In the morning, a government report of fewer jobless claims carried the market higher. The Dow Jones industrial average rose as much as 83 points, shrugging off a widening U.S. trade deficit, higher unemployment in Greece and a ratings cut for Spain.
By late afternoon, the rally sputtered, and the Dow wavered between small gains and losses. It closed slightly down, along with the Nasdaq composite index, while the Standard & Poor’s 500 eked out the tiniest gain.
Traders, it seemed, were so used to bad news that Thursday’s developments didn’t really push them one way or the other.
“There’s not a lot to move the market today,” said Erik Davidson, deputy chief investment officer of Wells Fargo Private Bank in San Francisco. “Everyone’s talking about baseball.”
Joe Costigan, director of equity research at Bryn Mawr Trust Company in Pennsylvania, described Thursday as “a reasonable day.”
“What we’re seeing is more of a wave,” he said, “not a tide.”
The Dow finished down 18.58 points to 13,326.39. The S&P 500 inched up 0.28 point to 1,432.84. The Nasdaq fell 2.37 points to 3,049.41.

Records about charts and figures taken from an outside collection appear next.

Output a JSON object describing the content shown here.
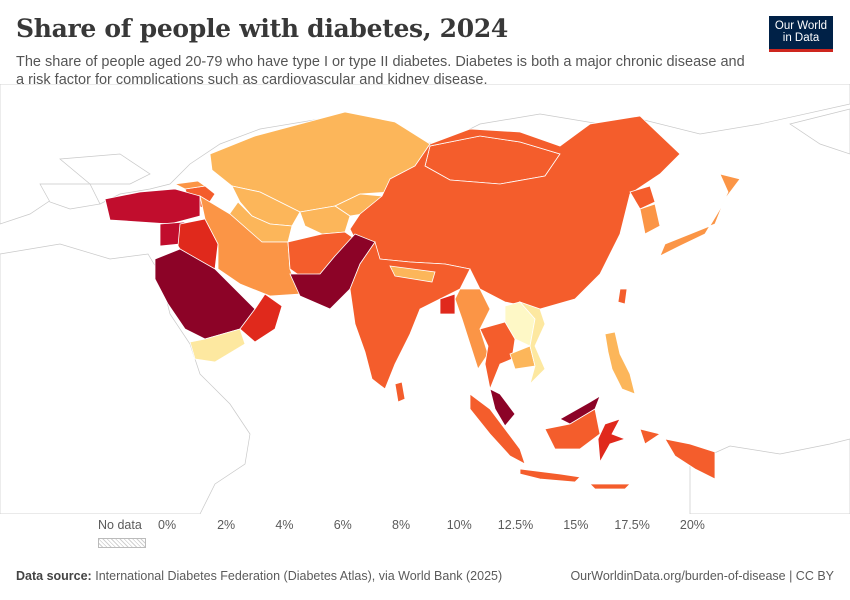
{
  "header": {
    "title": "Share of people with diabetes, 2024",
    "subtitle": "The share of people aged 20-79 who have type I or type II diabetes. Diabetes is both a major chronic disease and a risk factor for complications such as cardiovascular and kidney disease."
  },
  "logo": {
    "line1": "Our World",
    "line2": "in Data",
    "bg": "#002147",
    "accent": "#ce261e"
  },
  "legend": {
    "no_data_label": "No data",
    "ticks": [
      "0%",
      "2%",
      "4%",
      "6%",
      "8%",
      "10%",
      "12.5%",
      "15%",
      "17.5%",
      "20%"
    ],
    "colors": [
      "#fef8c6",
      "#fde8a0",
      "#fdd07a",
      "#fcb65a",
      "#fb9546",
      "#f45d2c",
      "#e0291c",
      "#c10d2d",
      "#8c0327",
      "#6a0020"
    ]
  },
  "footer": {
    "source_label": "Data source:",
    "source_text": "International Diabetes Federation (Diabetes Atlas), via World Bank (2025)",
    "right_text": "OurWorldinData.org/burden-of-disease | CC BY"
  },
  "chart_data": {
    "type": "choropleth",
    "unit": "%",
    "year": 2024,
    "legend_bins": [
      0,
      2,
      4,
      6,
      8,
      10,
      12.5,
      15,
      17.5,
      20
    ],
    "regions": [
      {
        "name": "Kazakhstan",
        "bin": "6-8%"
      },
      {
        "name": "Uzbekistan",
        "bin": "6-8%"
      },
      {
        "name": "Turkmenistan",
        "bin": "6-8%"
      },
      {
        "name": "Kyrgyzstan",
        "bin": "6-8%"
      },
      {
        "name": "Tajikistan",
        "bin": "6-8%"
      },
      {
        "name": "Mongolia",
        "bin": "10-12.5%"
      },
      {
        "name": "China",
        "bin": "10-12.5%"
      },
      {
        "name": "Turkey",
        "bin": "15-17.5%"
      },
      {
        "name": "Iran",
        "bin": "8-10%"
      },
      {
        "name": "Iraq",
        "bin": "12.5-15%"
      },
      {
        "name": "Syria",
        "bin": "15-17.5%"
      },
      {
        "name": "Saudi Arabia",
        "bin": "17.5-20%"
      },
      {
        "name": "Yemen",
        "bin": "4-6%"
      },
      {
        "name": "Oman",
        "bin": "12.5-15%"
      },
      {
        "name": "United Arab Emirates",
        "bin": "15-17.5%"
      },
      {
        "name": "Afghanistan",
        "bin": "10-12.5%"
      },
      {
        "name": "Pakistan",
        "bin": "17.5-20%"
      },
      {
        "name": "India",
        "bin": "10-12.5%"
      },
      {
        "name": "Nepal",
        "bin": "6-8%"
      },
      {
        "name": "Bangladesh",
        "bin": "12.5-15%"
      },
      {
        "name": "Sri Lanka",
        "bin": "10-12.5%"
      },
      {
        "name": "Myanmar",
        "bin": "8-10%"
      },
      {
        "name": "Thailand",
        "bin": "10-12.5%"
      },
      {
        "name": "Laos",
        "bin": "2-4%"
      },
      {
        "name": "Cambodia",
        "bin": "6-8%"
      },
      {
        "name": "Vietnam",
        "bin": "4-6%"
      },
      {
        "name": "Malaysia",
        "bin": "17.5-20%"
      },
      {
        "name": "Indonesia",
        "bin": "10-12.5%"
      },
      {
        "name": "Philippines",
        "bin": "6-8%"
      },
      {
        "name": "Papua New Guinea",
        "bin": "10-12.5%"
      },
      {
        "name": "South Korea",
        "bin": "8-10%"
      },
      {
        "name": "North Korea",
        "bin": "10-12.5%"
      },
      {
        "name": "Japan",
        "bin": "8-10%"
      },
      {
        "name": "Azerbaijan",
        "bin": "10-12.5%"
      },
      {
        "name": "Georgia",
        "bin": "8-10%"
      },
      {
        "name": "Armenia",
        "bin": "10-12.5%"
      }
    ]
  }
}
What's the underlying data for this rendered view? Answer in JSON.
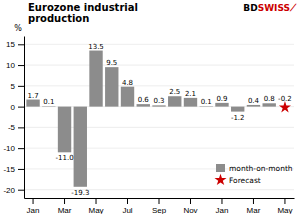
{
  "chart_data": {
    "type": "bar",
    "title": "Eurozone industrial\nproduction",
    "y_label": "%",
    "categories": [
      "Jan",
      null,
      "Mar",
      null,
      "May",
      null,
      "Jul",
      null,
      "Sep",
      null,
      "Nov",
      null,
      "Jan",
      null,
      "Mar",
      null,
      "May"
    ],
    "series": [
      {
        "name": "month-on-month",
        "type": "bar",
        "color": "#8c8c8c",
        "values": [
          1.7,
          0.1,
          -11.0,
          -19.3,
          13.5,
          9.5,
          4.8,
          0.6,
          0.3,
          2.5,
          2.1,
          0.1,
          0.9,
          -1.2,
          0.4,
          0.8,
          null
        ],
        "value_labels": [
          "1.7",
          "0.1",
          "-11.0",
          "-19.3",
          "13.5",
          "9.5",
          "4.8",
          "0.6",
          "0.3",
          "2.5",
          "2.1",
          "0.1",
          "0.9",
          "-1.2",
          "0.4",
          "0.8",
          null
        ]
      },
      {
        "name": "Forecast",
        "type": "scatter",
        "marker": "star",
        "color": "#cc0000",
        "values": [
          null,
          null,
          null,
          null,
          null,
          null,
          null,
          null,
          null,
          null,
          null,
          null,
          null,
          null,
          null,
          null,
          -0.2
        ],
        "value_labels": [
          null,
          null,
          null,
          null,
          null,
          null,
          null,
          null,
          null,
          null,
          null,
          null,
          null,
          null,
          null,
          null,
          "-0.2"
        ]
      }
    ],
    "ylim": [
      -22,
      17
    ],
    "yticks": [
      -20,
      -15,
      -10,
      -5,
      0,
      5,
      10,
      15
    ],
    "grid": true,
    "legend": "lower right",
    "data_labels": true,
    "annotations": [
      {
        "text": "BD"
      },
      {
        "text": "SWISS",
        "color": "#cc0000"
      },
      {
        "text": "⟋",
        "color": "#cc0000"
      }
    ]
  }
}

The Labor Department said that weekly applications for unemployment aid fell to their lowest level since February 2008, before the financial crisis, and when the unemployment rate was much lower — 4.9 percent, compared with today’s 7.8 percent.
Citi analysts upgraded U.S. stocks to the equivalent of buy. The analysts, led by Hasan Tevfik and Robert Buckland, argued that stocks are relatively cheap and that central banks seem likely to take more steps to try to boost the economy.
Still, their report wasn’t all cheery, and neither were most of the other economic developments Thursday. “Profits are slowing around the world,” the Citi analysts wrote, “and (earnings-per-share) expectations need to be cut further, in our view.”
Already this week, the aluminum manufacturer Alcoa kicked off the third-quarter earnings season with a disappointing loss. Thursday, shares of grocery store Safeway slipped more than 3 percent, losing 58 cents to $15.71, after it reported a lower profit margin.
The Commerce Department reported that foreign demand declined for American-made cars and farm goods. In Germany, economic researchers predicted the country’s growth would slow, and warned that patience for bailing out weaker European countries was evaporating. Unemployment in Greece, one of the countries surviving on bailouts, hit a record high of just more than 25 percent. And the Standard & Poor’s ratings agency late Wednesday cut its rating on Spain’s debt to one level above junk status.
In Tokyo, where the International Monetary Fund and the World Bank were meeting, IMF chief Christine Lagarde warned that the global economic recovery is weaker than many had expected. She called for urgent action to fix Europe’s debt problems and an approaching fiscal crisis in the U.S.
A few stocks jumped after reports of potential new owners. Sprint Nextel soared more than 14 percent, rising 72 cents to $5.76, after a report that the company could be bought by Softbank, a Japanese cell phone provider. Truck company Oshkosh Corp. jumped more than 7 percent, up $2.05 to $28.90, after activist investor Carl Icahn offered to buy the company.